Она последняя уезжала из села. Далеко уехать не смогла. В них начали стрелять именно у этого старинного кладбища. Ребята, которые вывозили её из села, были убиты выстрелами снайперов рядом с этой сторожкой. Верхом на мотоциклах они представляли собой идеальную мишень. Она же осталась в коляске мотоцикла, заваленная их телами. Живая. Когда обстрел прекратился, она доползла до дома сторожа. Сняла с плеч рюкзак, легла на пол и отдышалась. Домик был уже разграблен, но из него их село просматривалось, как на ладони. Она вытащила из рюкзака военный бинокль, настроила его и стала смотреть. В селе уже хозяйничали пришлые.

У неё было два бинокля. Один из них был театральным. Он напоминал ей о тех счастливых днях, когда, будучи депутатом, она ходила в театр. В Баку и в Москве. Как депутат она могла купить любые билеты в любой театр. Но, по-настоящему, она любила лишь оперетту и балет. В те годы у неё было стопроцентное зрение и, конечно же, этот красивый театральный бинокль был ей абсолютно не нужен. Разглядывать в упор чужие морщины ей не хотелось. Но она купила его лишь потому, что он был красив. В сегодняшней реальности он напоминал ей о той фантастической жизни, которая когда-то у неё была. Стал символом и свидетельством того, что всё это было, а не приснилось ей.

А потом у неё появился военный бинокль. Чисто случайно. Он тоже, фактически, тогда был ей не нужен. Понадобился он лишь тогда, когда пришлые развернули свою военную кампанию. Он также смог стать символом. Символом трагедии, печали и невосполнимых утрат. Они всегда лежали перед ней. Рядом. Счастье и несчастье в одном комплекте. Заботливо завёрнутые в мягкую замшу. Укрытые от пыли и грязи. Уезжая, она захватила лишь военный бинокль. Именно в него она и разглядывала всё то, что начало происходить в её родном селе.

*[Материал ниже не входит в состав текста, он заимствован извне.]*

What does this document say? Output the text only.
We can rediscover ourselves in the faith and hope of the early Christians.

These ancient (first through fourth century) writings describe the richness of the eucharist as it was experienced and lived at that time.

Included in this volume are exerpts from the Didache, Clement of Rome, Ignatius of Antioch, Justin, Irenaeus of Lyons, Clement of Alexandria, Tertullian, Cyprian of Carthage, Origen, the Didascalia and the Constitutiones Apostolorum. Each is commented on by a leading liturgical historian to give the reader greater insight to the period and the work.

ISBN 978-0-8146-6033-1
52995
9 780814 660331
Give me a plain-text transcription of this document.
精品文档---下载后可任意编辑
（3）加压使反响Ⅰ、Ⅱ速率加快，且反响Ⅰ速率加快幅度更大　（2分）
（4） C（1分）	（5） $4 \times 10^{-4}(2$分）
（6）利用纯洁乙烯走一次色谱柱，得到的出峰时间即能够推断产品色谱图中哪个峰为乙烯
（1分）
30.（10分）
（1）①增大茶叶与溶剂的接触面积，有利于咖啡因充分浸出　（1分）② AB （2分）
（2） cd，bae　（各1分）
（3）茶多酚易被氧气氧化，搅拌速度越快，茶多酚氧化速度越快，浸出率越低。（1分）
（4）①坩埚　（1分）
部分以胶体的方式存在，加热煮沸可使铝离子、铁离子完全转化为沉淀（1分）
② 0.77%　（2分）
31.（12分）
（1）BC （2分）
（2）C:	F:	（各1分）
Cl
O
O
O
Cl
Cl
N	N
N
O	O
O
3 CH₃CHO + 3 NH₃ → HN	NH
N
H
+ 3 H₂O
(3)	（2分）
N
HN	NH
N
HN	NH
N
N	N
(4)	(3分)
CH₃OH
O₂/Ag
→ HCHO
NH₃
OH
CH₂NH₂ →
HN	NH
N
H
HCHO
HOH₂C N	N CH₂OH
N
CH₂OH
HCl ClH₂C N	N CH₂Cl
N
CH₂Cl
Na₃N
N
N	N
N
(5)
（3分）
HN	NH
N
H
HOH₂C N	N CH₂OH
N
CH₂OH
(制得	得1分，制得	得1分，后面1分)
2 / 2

Первой их жертвой стал её памятник. Она чётко видела в окулярах бинокля, как они его «казнят». Сначала было выпущено множество пуль именно в глаза Гертруде. Потом сбили нос. Не пощадили ни ушей, ни рта. Скоро подошло подкрепление. И мощный залп какого- то, неведомого ей оружия, полностью уничтожил бронзовую женщину. Её Гертруду. У неё было такое ощущение, что именно в этот момент, её сердце превратилось в холодный камень.

Когда не стало памятника, пришлые взялись за её дом. Она гордилась тем, что он хоть и не был большим, но безусловно был самым красивым в их селе. Просто так получилось. Она не приглашала архитекторов, ни с кем не советовалась, кроме сельского каменщика. Он и построил ей дом её мечты. Только мечтала она жить в нём с мужем и детьми. А жила одна. Сын был далеко, муж – в могиле.